Чистоту немцы любили. Рядом со штабелями тщательно уложенных и посыпанных хлоркой трупов можно было увидеть аккуратно подстриженные декоративные кустарники и газоны, роскошные клумбы, ровные, как теннисный корт, площадки и дорожки, усыпанные белым песком, многочисленные таблички, выкрашенные масляной краской, расписанные затейливыми шрифтами на разных языках. Не хватало только качелей и фонтанов. Если бы не крематории, не смрад, не ограждения из колючей проволоки, не вышки с пулеметами, не мрачные здания блоков и не узники, напоминавшие вышедшие из преисподней привидения, освенцимский лагерь мог бы сойти за фешенебельный санаторий.

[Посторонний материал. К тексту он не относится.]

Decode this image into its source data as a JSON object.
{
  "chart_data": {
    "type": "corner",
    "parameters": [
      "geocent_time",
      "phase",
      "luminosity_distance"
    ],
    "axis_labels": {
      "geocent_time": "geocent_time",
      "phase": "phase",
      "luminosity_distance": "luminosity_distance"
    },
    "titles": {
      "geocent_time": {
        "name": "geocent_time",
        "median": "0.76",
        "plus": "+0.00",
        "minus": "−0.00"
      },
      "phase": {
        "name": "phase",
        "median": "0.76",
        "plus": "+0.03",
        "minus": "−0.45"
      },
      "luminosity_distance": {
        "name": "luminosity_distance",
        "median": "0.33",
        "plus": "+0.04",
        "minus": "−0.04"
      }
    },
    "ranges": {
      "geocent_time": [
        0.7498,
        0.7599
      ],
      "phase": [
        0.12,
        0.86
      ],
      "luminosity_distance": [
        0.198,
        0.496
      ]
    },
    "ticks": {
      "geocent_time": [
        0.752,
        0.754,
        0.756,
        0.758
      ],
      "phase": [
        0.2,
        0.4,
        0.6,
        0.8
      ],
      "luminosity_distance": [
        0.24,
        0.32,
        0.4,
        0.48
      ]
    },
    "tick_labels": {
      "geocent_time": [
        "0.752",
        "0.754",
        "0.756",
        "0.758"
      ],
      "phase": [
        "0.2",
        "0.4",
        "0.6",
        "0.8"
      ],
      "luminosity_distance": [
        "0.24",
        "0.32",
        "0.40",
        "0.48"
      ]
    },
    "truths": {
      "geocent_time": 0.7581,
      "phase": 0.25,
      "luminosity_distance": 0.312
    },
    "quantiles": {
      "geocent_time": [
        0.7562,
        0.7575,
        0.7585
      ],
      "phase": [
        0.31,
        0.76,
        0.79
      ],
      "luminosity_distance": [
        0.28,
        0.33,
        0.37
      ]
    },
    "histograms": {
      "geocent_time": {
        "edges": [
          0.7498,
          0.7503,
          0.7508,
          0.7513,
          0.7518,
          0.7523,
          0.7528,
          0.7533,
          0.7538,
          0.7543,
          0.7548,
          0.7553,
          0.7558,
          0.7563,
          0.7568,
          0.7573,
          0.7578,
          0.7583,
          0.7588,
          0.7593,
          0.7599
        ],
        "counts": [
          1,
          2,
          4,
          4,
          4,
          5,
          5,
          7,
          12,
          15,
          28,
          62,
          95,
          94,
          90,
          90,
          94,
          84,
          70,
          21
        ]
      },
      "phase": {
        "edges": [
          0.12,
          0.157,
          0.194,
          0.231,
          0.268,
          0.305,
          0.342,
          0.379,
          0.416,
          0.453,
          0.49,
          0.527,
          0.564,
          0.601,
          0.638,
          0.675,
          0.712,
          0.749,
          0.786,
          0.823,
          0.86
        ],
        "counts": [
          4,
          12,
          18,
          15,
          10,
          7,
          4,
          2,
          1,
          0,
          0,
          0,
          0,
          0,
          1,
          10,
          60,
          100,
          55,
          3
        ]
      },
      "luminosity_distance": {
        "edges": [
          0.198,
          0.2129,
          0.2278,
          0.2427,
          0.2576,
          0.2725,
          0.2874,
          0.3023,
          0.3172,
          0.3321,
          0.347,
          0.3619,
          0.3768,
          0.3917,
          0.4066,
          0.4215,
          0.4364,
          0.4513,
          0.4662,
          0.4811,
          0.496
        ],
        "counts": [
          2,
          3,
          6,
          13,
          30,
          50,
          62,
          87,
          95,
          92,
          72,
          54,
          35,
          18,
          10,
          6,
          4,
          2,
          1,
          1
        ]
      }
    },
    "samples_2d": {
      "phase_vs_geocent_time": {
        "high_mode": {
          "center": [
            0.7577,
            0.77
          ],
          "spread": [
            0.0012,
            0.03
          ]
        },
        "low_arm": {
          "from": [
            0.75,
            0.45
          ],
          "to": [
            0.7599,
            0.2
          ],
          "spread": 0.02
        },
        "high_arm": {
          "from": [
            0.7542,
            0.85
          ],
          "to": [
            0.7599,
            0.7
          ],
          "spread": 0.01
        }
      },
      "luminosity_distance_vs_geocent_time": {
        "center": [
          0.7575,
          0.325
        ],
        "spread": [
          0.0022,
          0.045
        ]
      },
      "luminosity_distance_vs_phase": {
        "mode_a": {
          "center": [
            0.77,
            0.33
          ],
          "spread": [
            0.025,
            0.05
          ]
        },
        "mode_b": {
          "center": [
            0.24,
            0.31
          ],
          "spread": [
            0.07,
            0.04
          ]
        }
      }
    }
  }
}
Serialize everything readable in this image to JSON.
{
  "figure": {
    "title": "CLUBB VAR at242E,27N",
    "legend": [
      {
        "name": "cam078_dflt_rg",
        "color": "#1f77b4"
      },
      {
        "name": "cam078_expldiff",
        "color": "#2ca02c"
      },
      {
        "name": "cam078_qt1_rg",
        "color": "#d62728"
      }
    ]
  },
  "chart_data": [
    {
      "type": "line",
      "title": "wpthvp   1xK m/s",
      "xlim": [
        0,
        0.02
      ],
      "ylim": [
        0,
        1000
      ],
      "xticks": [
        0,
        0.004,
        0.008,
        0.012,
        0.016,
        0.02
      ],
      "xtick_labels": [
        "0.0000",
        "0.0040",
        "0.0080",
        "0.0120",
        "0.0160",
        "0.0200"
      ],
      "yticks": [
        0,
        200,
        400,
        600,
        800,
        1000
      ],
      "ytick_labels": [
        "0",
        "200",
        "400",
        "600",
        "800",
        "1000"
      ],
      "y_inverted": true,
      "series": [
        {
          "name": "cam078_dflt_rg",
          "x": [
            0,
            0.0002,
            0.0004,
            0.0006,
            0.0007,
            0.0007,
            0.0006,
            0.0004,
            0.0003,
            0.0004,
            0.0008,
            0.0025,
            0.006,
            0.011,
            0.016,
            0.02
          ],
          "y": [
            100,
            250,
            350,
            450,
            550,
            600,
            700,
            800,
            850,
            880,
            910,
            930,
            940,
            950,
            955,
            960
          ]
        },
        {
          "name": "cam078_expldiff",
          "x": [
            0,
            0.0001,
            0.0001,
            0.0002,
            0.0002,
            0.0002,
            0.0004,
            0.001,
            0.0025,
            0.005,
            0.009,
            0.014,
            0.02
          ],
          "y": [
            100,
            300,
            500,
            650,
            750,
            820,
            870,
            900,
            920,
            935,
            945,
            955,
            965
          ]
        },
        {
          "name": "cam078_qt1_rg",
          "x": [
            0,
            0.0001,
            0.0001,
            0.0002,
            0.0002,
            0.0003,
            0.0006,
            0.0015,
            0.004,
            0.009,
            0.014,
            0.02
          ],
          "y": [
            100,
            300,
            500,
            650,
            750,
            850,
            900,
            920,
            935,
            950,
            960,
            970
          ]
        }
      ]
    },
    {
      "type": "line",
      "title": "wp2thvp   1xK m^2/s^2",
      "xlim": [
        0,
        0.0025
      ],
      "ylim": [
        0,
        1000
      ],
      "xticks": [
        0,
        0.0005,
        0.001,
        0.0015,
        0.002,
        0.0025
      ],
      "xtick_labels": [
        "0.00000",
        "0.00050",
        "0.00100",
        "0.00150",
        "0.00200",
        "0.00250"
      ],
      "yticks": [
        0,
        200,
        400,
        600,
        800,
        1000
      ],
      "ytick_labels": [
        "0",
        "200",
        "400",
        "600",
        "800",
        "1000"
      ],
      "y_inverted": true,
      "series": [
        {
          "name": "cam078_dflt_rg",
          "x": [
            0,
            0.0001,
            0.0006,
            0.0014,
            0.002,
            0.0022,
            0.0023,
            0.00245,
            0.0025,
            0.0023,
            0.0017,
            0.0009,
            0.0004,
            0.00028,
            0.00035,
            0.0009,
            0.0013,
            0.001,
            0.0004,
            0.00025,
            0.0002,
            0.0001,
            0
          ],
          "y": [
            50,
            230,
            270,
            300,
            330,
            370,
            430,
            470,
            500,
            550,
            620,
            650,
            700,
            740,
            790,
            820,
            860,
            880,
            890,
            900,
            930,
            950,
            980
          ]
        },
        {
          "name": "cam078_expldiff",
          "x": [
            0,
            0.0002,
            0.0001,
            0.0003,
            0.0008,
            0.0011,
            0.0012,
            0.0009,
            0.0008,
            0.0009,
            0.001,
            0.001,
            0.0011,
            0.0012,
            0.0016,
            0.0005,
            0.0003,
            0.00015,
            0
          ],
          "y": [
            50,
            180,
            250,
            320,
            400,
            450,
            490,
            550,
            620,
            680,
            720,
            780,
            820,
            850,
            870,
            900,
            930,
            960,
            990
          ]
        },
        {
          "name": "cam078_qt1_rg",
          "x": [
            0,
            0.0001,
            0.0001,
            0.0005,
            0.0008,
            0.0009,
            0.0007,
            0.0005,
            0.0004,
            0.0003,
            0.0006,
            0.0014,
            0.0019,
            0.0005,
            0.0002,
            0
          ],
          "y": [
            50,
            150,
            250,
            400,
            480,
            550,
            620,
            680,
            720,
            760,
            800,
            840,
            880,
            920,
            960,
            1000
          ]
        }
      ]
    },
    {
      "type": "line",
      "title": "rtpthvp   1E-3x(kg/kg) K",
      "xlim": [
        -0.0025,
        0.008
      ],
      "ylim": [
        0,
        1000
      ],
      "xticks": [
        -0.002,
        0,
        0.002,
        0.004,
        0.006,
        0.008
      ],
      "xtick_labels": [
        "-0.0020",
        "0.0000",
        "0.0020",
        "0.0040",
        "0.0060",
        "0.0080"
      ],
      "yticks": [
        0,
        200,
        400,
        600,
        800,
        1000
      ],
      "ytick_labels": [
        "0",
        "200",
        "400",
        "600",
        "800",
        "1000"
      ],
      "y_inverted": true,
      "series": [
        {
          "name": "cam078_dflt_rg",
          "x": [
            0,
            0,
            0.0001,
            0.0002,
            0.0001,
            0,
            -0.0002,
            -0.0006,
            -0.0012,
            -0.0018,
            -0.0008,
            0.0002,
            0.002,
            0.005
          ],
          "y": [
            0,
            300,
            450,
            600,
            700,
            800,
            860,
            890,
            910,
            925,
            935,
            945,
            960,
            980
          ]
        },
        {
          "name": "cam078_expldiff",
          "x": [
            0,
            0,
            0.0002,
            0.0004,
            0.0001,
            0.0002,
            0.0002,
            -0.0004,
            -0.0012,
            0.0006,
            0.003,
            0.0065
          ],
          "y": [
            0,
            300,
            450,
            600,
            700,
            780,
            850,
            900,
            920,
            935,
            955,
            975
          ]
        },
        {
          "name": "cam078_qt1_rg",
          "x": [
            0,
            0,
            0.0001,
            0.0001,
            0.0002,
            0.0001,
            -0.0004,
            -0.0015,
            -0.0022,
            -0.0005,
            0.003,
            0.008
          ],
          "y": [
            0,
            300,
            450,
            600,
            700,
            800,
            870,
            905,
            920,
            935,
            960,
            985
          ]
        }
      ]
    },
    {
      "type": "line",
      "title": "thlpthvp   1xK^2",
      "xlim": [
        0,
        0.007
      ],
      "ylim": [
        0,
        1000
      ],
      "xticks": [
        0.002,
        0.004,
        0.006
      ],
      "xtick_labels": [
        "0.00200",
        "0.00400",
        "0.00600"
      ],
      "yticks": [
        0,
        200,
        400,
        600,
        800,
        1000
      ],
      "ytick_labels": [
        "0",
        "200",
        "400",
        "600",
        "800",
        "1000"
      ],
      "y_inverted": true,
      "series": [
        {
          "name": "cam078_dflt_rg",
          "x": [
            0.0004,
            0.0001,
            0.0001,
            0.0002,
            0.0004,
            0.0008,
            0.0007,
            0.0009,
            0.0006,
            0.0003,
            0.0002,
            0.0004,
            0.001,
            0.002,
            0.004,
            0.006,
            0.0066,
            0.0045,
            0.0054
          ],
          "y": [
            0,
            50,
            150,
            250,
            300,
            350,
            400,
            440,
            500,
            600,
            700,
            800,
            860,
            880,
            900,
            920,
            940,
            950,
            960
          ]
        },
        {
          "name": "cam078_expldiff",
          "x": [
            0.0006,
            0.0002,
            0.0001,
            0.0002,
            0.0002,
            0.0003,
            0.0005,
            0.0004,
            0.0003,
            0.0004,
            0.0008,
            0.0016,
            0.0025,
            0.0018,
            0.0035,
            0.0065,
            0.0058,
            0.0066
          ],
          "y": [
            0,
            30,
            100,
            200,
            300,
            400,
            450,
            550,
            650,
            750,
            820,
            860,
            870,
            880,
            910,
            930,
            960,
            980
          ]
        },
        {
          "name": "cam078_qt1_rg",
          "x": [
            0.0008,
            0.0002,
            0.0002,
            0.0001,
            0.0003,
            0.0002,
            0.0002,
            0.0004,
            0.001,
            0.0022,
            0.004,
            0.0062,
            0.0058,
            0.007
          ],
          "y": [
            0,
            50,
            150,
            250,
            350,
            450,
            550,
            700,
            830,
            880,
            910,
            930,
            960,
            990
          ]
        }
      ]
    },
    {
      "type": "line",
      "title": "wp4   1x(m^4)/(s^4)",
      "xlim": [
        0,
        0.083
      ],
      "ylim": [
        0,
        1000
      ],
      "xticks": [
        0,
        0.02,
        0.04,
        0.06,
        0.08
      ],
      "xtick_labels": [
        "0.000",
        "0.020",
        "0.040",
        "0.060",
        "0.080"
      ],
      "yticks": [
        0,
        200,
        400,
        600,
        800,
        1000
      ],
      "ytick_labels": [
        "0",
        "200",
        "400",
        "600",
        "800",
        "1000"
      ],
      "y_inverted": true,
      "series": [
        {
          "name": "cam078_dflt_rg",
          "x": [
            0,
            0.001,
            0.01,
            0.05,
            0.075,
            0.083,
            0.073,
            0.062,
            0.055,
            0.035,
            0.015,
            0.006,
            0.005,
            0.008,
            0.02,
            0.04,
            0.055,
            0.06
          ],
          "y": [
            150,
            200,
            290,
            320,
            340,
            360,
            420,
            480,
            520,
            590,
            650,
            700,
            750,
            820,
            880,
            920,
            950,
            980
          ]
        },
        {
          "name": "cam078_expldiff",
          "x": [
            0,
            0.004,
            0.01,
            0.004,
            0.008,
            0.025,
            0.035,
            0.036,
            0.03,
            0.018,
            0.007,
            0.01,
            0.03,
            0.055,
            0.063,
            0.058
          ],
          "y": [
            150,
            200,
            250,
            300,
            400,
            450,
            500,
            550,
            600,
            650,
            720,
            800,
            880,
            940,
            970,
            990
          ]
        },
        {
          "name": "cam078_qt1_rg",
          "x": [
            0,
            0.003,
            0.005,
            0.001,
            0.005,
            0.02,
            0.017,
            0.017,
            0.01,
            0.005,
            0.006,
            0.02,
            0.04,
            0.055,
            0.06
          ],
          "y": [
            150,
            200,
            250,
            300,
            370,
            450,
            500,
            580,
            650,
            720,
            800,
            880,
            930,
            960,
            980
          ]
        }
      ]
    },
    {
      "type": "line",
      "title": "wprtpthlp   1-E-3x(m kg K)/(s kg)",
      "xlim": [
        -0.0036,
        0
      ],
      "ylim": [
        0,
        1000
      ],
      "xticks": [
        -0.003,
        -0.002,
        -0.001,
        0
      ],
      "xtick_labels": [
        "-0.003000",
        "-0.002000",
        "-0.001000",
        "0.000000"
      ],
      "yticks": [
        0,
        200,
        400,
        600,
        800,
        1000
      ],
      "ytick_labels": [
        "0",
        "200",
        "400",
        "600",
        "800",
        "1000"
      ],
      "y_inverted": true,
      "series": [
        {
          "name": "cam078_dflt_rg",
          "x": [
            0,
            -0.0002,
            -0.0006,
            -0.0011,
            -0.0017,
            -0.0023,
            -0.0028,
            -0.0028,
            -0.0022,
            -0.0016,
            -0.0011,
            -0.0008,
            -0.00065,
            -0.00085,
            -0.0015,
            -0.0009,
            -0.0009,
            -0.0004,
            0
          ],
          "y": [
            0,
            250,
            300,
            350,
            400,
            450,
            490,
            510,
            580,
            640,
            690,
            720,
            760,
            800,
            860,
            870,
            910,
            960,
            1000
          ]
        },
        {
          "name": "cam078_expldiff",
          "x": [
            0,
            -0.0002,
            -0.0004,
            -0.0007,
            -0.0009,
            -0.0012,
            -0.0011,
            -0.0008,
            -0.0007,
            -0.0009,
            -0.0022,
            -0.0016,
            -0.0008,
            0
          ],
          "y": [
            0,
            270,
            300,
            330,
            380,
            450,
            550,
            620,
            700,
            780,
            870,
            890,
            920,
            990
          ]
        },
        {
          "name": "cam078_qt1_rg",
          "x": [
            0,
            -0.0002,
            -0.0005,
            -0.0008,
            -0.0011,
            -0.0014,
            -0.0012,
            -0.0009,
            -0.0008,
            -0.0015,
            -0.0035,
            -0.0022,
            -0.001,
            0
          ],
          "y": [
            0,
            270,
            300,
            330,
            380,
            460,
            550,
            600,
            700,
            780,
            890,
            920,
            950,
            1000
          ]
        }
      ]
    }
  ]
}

Весть о том, что прибывает сам Гиммлер, распространилась молниеносно. Все понимали: добра ждать не приходится. Гиммлер в Освенциме бывал не раз и не два, и после каждого его визита комбинат смерти увеличивал обороты, росли и убыстрялись темпы уничтожения людей.
Шесть часов мы работали, не разгибая спин. Наконец в двенадцать дали команду всех узников выстроить перед блоками. В лагере воцарилась зловещая тишина. Даже часовые на вышках перестали вышагивать.
Гиммлер и его свита прибыли специальным поездом — паровоз и четыре бронированных вагона. Один вагон занимал Гиммлер, второй — его свита, а в двух остальных была охрана.